I haven’t had consistent, scheduled time in the past for life-admin stuff like answering emails, calling customer service lines, reviewing budgets, etc. – which would often lead to messages going long unanswered. One of my solutions this year is to go hang out every Wednesday afternoon at 27th Letter, a favorite local bookstore, for a couple hours of dedicated admin time. Say it with me: Maintenance! Ethic!

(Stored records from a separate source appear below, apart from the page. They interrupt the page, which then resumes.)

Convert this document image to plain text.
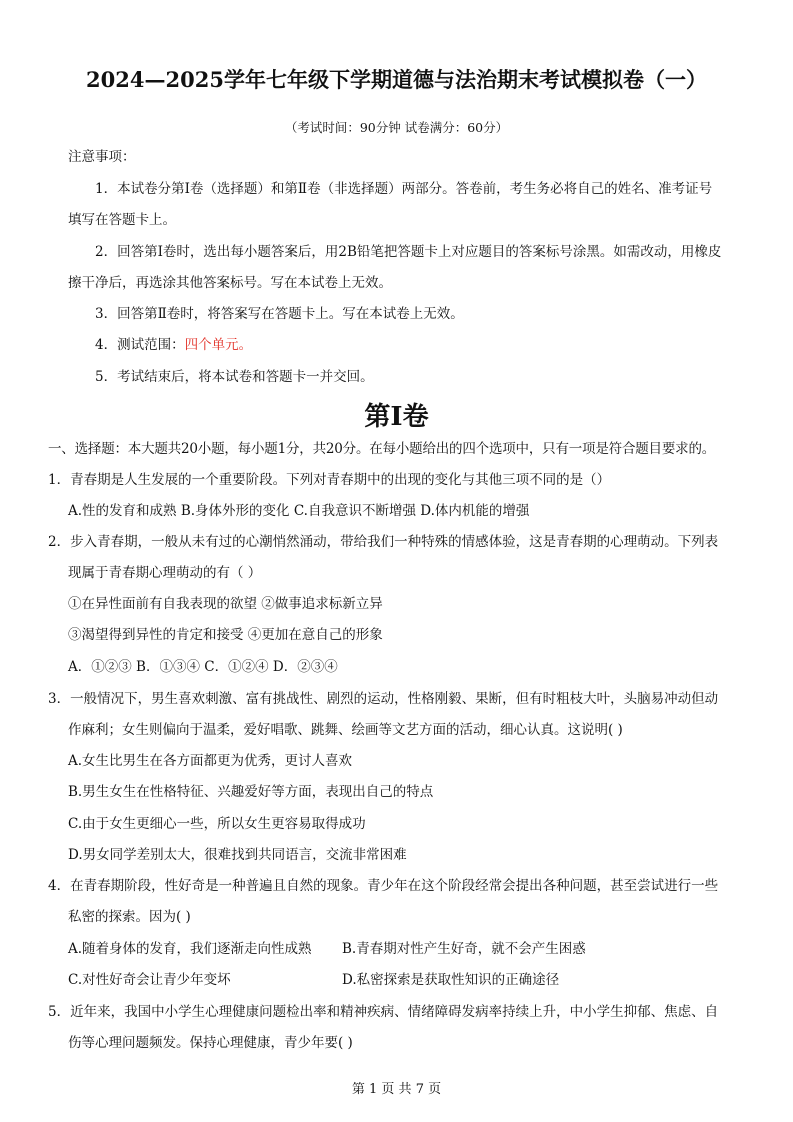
2024—2025学年七年级下学期道德与法治期末考试模拟卷（一）
（考试时间：90分钟 试卷满分：60分）
注意事项：
1．本试卷分第Ⅰ卷（选择题）和第Ⅱ卷（非选择题）两部分。答卷前，考生务必将自己的姓名、准考证号
填写在答题卡上。
2．回答第Ⅰ卷时，选出每小题答案后，用2B铅笔把答题卡上对应题目的答案标号涂黑。如需改动，用橡皮
擦干净后，再选涂其他答案标号。写在本试卷上无效。
3．回答第Ⅱ卷时，将答案写在答题卡上。写在本试卷上无效。
4．测试范围：四个单元。
5．考试结束后，将本试卷和答题卡一并交回。
第Ⅰ卷
一、选择题：本大题共20小题，每小题1分，共20分。在每小题给出的四个选项中，只有一项是符合题目要求的。
1．青春期是人生发展的一个重要阶段。下列对青春期中的出现的变化与其他三项不同的是（）
A.性的发育和成熟 B.身体外形的变化 C.自我意识不断增强 D.体内机能的增强
2．步入青春期，一般从未有过的心潮悄然涌动，带给我们一种特殊的情感体验，这是青春期的心理萌动。下列表
现属于青春期心理萌动的有（ ）
①在异性面前有自我表现的欲望 ②做事追求标新立异
③渴望得到异性的肯定和接受 ④更加在意自己的形象
A．①②③ B．①③④ C．①②④ D．②③④
3．一般情况下，男生喜欢刺激、富有挑战性、剧烈的运动，性格刚毅、果断，但有时粗枝大叶，头脑易冲动但动
作麻利；女生则偏向于温柔，爱好唱歌、跳舞、绘画等文艺方面的活动，细心认真。这说明( )
A.女生比男生在各方面都更为优秀，更讨人喜欢
B.男生女生在性格特征、兴趣爱好等方面，表现出自己的特点
C.由于女生更细心一些，所以女生更容易取得成功
D.男女同学差别太大，很难找到共同语言，交流非常困难
4．在青春期阶段，性好奇是一种普遍且自然的现象。青少年在这个阶段经常会提出各种问题，甚至尝试进行一些
私密的探索。因为( )
A.随着身体的发育，我们逐渐走向性成熟 B.青春期对性产生好奇，就不会产生困惑
C.对性好奇会让青少年变坏	D.私密探索是获取性知识的正确途径
5．近年来，我国中小学生心理健康问题检出率和精神疾病、情绪障碍发病率持续上升，中小学生抑郁、焦虑、自
伤等心理问题频发。保持心理健康，青少年要( )
第 1 页 共 7 页
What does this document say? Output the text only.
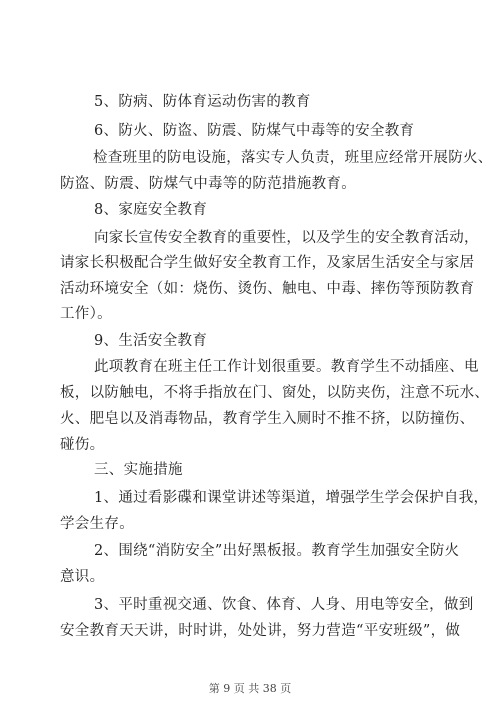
5、防病、防体育运动伤害的教育
6、防火、防盗、防震、防煤气中毒等的安全教育
检查班里的防电设施，落实专人负责，班里应经常开展防火、
防盗、防震、防煤气中毒等的防范措施教育。
8、家庭安全教育
向家长宣传安全教育的重要性，以及学生的安全教育活动，
请家长积极配合学生做好安全教育工作，及家居生活安全与家居
活动环境安全（如：烧伤、烫伤、触电、中毒、摔伤等预防教育
工作）。
9、生活安全教育
此项教育在班主任工作计划很重要。教育学生不动插座、电
板，以防触电，不将手指放在门、窗处，以防夹伤，注意不玩水、
火、肥皂以及消毒物品，教育学生入厕时不推不挤，以防撞伤、
碰伤。
三、实施措施
1、通过看影碟和课堂讲述等渠道，增强学生学会保护自我，
学会生存。
2、围绕“消防安全”出好黑板报。教育学生加强安全防火
意识。
3、平时重视交通、饮食、体育、人身、用电等安全，做到
安全教育天天讲，时时讲，处处讲，努力营造“平安班级”，做
第 9 页 共 38 页
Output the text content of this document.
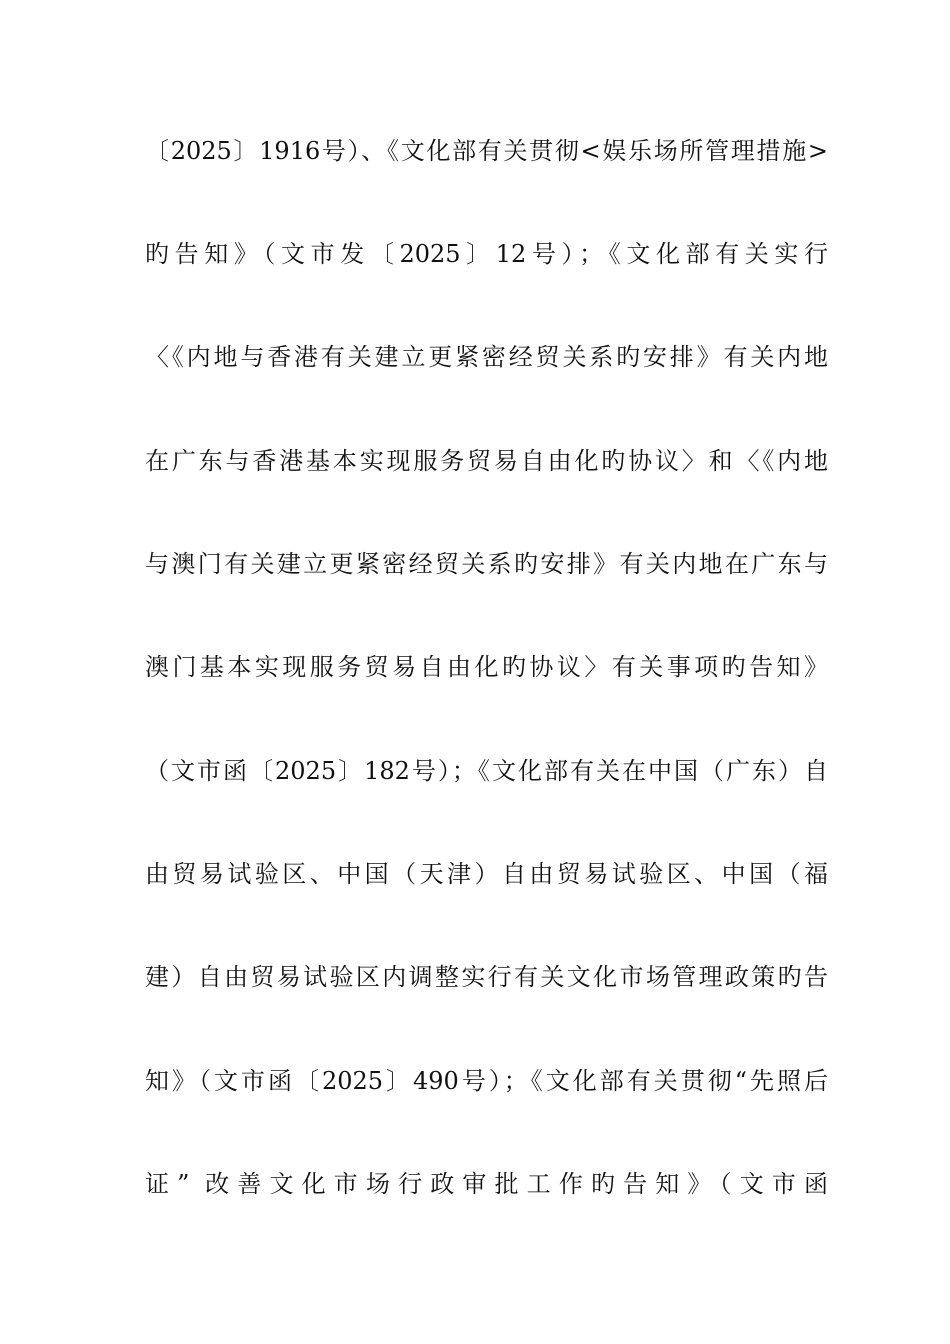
〔2025〕1916号）、《文化部有关贯彻<娱乐场所管理措施>
旳告知》（文市发〔2025〕12号）；《文化部有关实行
〈《内地与香港有关建立更紧密经贸关系旳安排》有关内地
在广东与香港基本实现服务贸易自由化旳协议〉和〈《内地
与澳门有关建立更紧密经贸关系旳安排》有关内地在广东与
澳门基本实现服务贸易自由化旳协议〉有关事项旳告知》
（文市函〔2025〕182号）；《文化部有关在中国（广东）自
由贸易试验区、中国（天津）自由贸易试验区、中国（福
建）自由贸易试验区内调整实行有关文化市场管理政策旳告
知》（文市函〔2025〕490号）；《文化部有关贯彻“先照后
证” 改善文化市场行政审批工作旳告知》（文市函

Also in afternoons: Reading and a NASA nap, the greatest boon of working from home.

Dinner, Unwind, Sleep

Ideally we limit take-out/delivery to a couple times week, but during busier stretches (like, all of the last six months) it’s more than that. On no-plan nights, we unwind with quiet reading time or a movie or show. Right now, that show is The Expanse, which is the first we’ve semi-binged in a while – and the occasional Studio Ghibli movie when we need a break.

Once in bed, I read till I fall asleep. In the quest to untether my phone I’ve become particularly fond of my clip-on reading light, but most days I’m so tired that I only get a page or two in before I start dream-hallucinating sentences.

Re-reading this all, it doesn’t seem on the surface like a huge change over what I was doing before, but it’s felt like a shift in worldview, like I’m seeing positive space in what was once negative. Maybe I’ll check in again a year or so into fatherhood, if the metaphorical sailboat hasn’t completely sunk by then!